The purpose of the infant institution was reported by the Board of Trustees: “Looking across the years ... we saw coming out of Western Baptist Theological Seminary, men and women schooled to preach and teach the eternal truths of God’s Word and the redemptive love and blood of our Lord Jesus Christ. We saw pupils of sound teachers occupying pulpits and mission fields around the world.”
In 1944 the Board of Trustees acquired the present five-acre campus in Portland, Oregon. Classes at the new site convened in the fall of that year. To make residential seminary education accessible to key cities on the West Coast, Western has also established two degree-granting campuses in Northern California. In 1985, the San Jose campus launched on the grounds of Calvary Church in Los Gatos, California and later moved to a Santa Clara location in 2010. The campus will relocate to a church site in Milpitas during the summer of 2016. The Sacramento, California campus, founded in 1991, recently moved to a new site in Rocklin. In the fall of 2014, we opened a new teaching site in Seattle, Washington.

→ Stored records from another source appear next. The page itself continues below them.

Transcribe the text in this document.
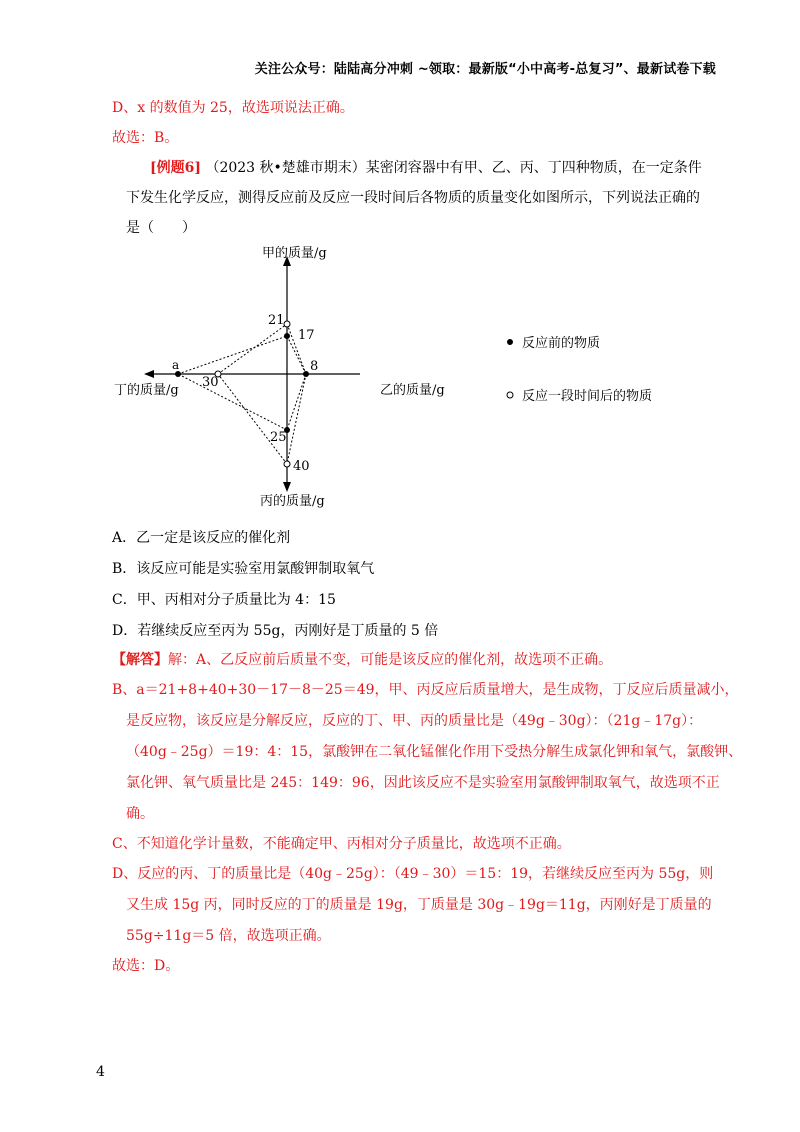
关注公众号：陆陆高分冲刺 ~领取：最新版“小中高考-总复习”、最新试卷下载
D、x 的数值为 25，故选项说法正确。
故选：B。
[例题6] （2023 秋•楚雄市期末）某密闭容器中有甲、乙、丙、丁四种物质，在一定条件
下发生化学反应，测得反应前及反应一段时间后各物质的质量变化如图所示，下列说法正确的
是（　　）
甲的质量/g
丙的质量/g
丁的质量/g	乙的质量/g
21
17
8
a
30
25
40
反应前的物质
反应一段时间后的物质
A．乙一定是该反应的催化剂
B．该反应可能是实验室用氯酸钾制取氧气
C．甲、丙相对分子质量比为 4：15
D．若继续反应至丙为 55g，丙刚好是丁质量的 5 倍
【解答】解：A、乙反应前后质量不变，可能是该反应的催化剂，故选项不正确。
B、a＝21+8+40+30－17－8－25＝49，甲、丙反应后质量增大，是生成物，丁反应后质量减小，
是反应物，该反应是分解反应，反应的丁、甲、丙的质量比是（49g﹣30g）：（21g﹣17g）：
（40g﹣25g）＝19：4：15，氯酸钾在二氧化锰催化作用下受热分解生成氯化钾和氧气，氯酸钾、
氯化钾、氧气质量比是 245：149：96，因此该反应不是实验室用氯酸钾制取氧气，故选项不正
确。
C、不知道化学计量数，不能确定甲、丙相对分子质量比，故选项不正确。
D、反应的丙、丁的质量比是（40g﹣25g）：（49﹣30）＝15：19，若继续反应至丙为 55g，则
又生成 15g 丙，同时反应的丁的质量是 19g，丁质量是 30g﹣19g＝11g，丙刚好是丁质量的
55g÷11g＝5 倍，故选项正确。
故选：D。
4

Western’s presidents have often been noteworthy and innovative leaders in theological education, including Dr. Earl D. Radmacher (president from 1965-1989) and Dr. Bert Downs (president from 1998-2008). Our current president, Dr. Randal Roberts, is a Western alumnus who has served the seminary in both faculty and administrative roles since 1987. He is committed to continuing the legacy of doctrinal fidelity and educational innovation that has been entrusted to him.
That willingness to find new and better ways to fulfill its educational mission has manifested itself in a variety of ways. For example, Western was one of the first schools to offer the Doctor of Ministry degree. In 1981, it launched an innovative video instruction program which quickly expanded to serve hundreds of students per year; today that program has become the Online Campus. More recent innovations include a dual-track approach to learning the biblical languages; Spurgeon Fellowship gatherings that provide edification and encouragement to church leaders in the Pacific Northwest; the Center for Leadership Development to provide affordable non-credit training for lay leaders; the Women's Center for Ministry that provides women with numerous fellowship and equipping opportunities; one of the few seminary-based Christian coaching programs; and increased scheduling and delivery system flexibility to make quality theological education more accessible to students whose circumstances require creative accommodation.
In terms of student head count, Western is today in the top 20% of the over 270 ATS-accredited seminaries in North America.